Der Hauptantrag stellt die Frage, ob der Wortlaut von § 2 Abs. 1 Z. 3a StabAbG so angepasst werden muss, dass die an die Sektor-Zentralinstitute geleisteten Liquiditätsreserven auch im 2-stufigen Bankensektoren zum Abzug zugelassen werden.
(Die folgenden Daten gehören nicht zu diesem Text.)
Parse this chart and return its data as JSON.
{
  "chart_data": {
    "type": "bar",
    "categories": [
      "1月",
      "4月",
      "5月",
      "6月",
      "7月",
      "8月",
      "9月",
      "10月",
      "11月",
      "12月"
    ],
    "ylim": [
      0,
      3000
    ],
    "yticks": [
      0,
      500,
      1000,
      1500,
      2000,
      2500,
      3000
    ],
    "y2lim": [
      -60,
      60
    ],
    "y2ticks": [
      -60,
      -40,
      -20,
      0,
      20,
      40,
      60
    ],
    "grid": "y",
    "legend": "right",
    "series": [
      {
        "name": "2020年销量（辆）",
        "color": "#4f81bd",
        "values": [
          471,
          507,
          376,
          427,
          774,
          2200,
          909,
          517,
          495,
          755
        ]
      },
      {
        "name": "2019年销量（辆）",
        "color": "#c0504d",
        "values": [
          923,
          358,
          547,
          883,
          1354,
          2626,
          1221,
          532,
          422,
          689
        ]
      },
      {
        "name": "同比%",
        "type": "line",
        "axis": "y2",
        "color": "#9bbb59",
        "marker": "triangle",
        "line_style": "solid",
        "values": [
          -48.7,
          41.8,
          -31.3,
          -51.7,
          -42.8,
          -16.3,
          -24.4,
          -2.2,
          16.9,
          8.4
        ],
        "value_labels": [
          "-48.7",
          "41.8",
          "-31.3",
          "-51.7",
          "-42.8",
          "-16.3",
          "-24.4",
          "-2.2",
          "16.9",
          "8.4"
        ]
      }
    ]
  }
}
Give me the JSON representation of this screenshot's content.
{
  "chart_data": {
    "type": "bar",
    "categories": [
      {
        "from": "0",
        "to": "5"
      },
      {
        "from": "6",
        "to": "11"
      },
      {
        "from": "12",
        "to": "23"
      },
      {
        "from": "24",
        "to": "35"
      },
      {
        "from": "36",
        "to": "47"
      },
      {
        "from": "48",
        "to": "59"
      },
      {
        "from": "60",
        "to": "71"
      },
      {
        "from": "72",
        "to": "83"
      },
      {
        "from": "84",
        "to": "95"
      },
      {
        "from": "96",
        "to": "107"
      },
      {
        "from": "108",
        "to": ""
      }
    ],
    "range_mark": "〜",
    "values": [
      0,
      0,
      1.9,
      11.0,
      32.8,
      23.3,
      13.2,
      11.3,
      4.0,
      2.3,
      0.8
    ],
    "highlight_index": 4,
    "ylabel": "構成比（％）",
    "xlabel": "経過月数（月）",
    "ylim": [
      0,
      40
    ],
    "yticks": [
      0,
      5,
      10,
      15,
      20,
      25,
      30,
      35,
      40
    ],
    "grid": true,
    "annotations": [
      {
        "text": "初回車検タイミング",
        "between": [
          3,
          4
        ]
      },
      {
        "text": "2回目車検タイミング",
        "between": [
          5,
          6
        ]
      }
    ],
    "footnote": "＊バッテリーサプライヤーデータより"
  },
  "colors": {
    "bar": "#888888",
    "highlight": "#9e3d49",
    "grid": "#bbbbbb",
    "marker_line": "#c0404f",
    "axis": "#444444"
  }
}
Sollte der VfGH diese Fragestellung als zu eng einstufen, wird im 1. Eventualantrag die Verfassungskonformität des gesamten § 2 StabAbgG und im 2. Eventualantrag die Verfassungskonformität des gesamten StabAbgG hinterfragt.

Anzumerken ist, dass der VfGH die Stammfassung des Stabilitätsabgabengesetzes 2011 (nach der Finanzkrise 2008/09) als sachlich gerechtfertigt und damit verfassungskonform beurteilt hat (VfGH 14.12.2011, B 886/11-8). Im Zuge der Erhöhung der Stabilitätsabgabe als Beitrag zur Budgetsanierung im Zuge des Budgetsanierungsmaßnahmengesetzes 2025 kamen jedoch erneut Zweifel an der verfassungskonformen Ausgestaltung, insbesondere der Sonderzahlungen 2025 und 2026 auf.

3. Ausblick

Die vom BFG Innsbruck ausführlich begründeten Argumente für eine Verfassungswidrigkeit erscheinen überzeugend. Der Auseinandersetzung des VfGH mit diesen Argumenten ist mit Interesse entgegenzusehen. Im Erfolgsfall hat ein diesbezügliches VfGH-Erkenntnis zumindest Auswirkung für die 2-stufigen Sektorbanken. Im Maximalfall könnte der VfGH über die vorgelegten Eventualfragen die Stabilitätsabgabe in der heutigen Form zu Fall bringen. Es bleibt somit für die gesamte österreichische Bankenbranche spannend.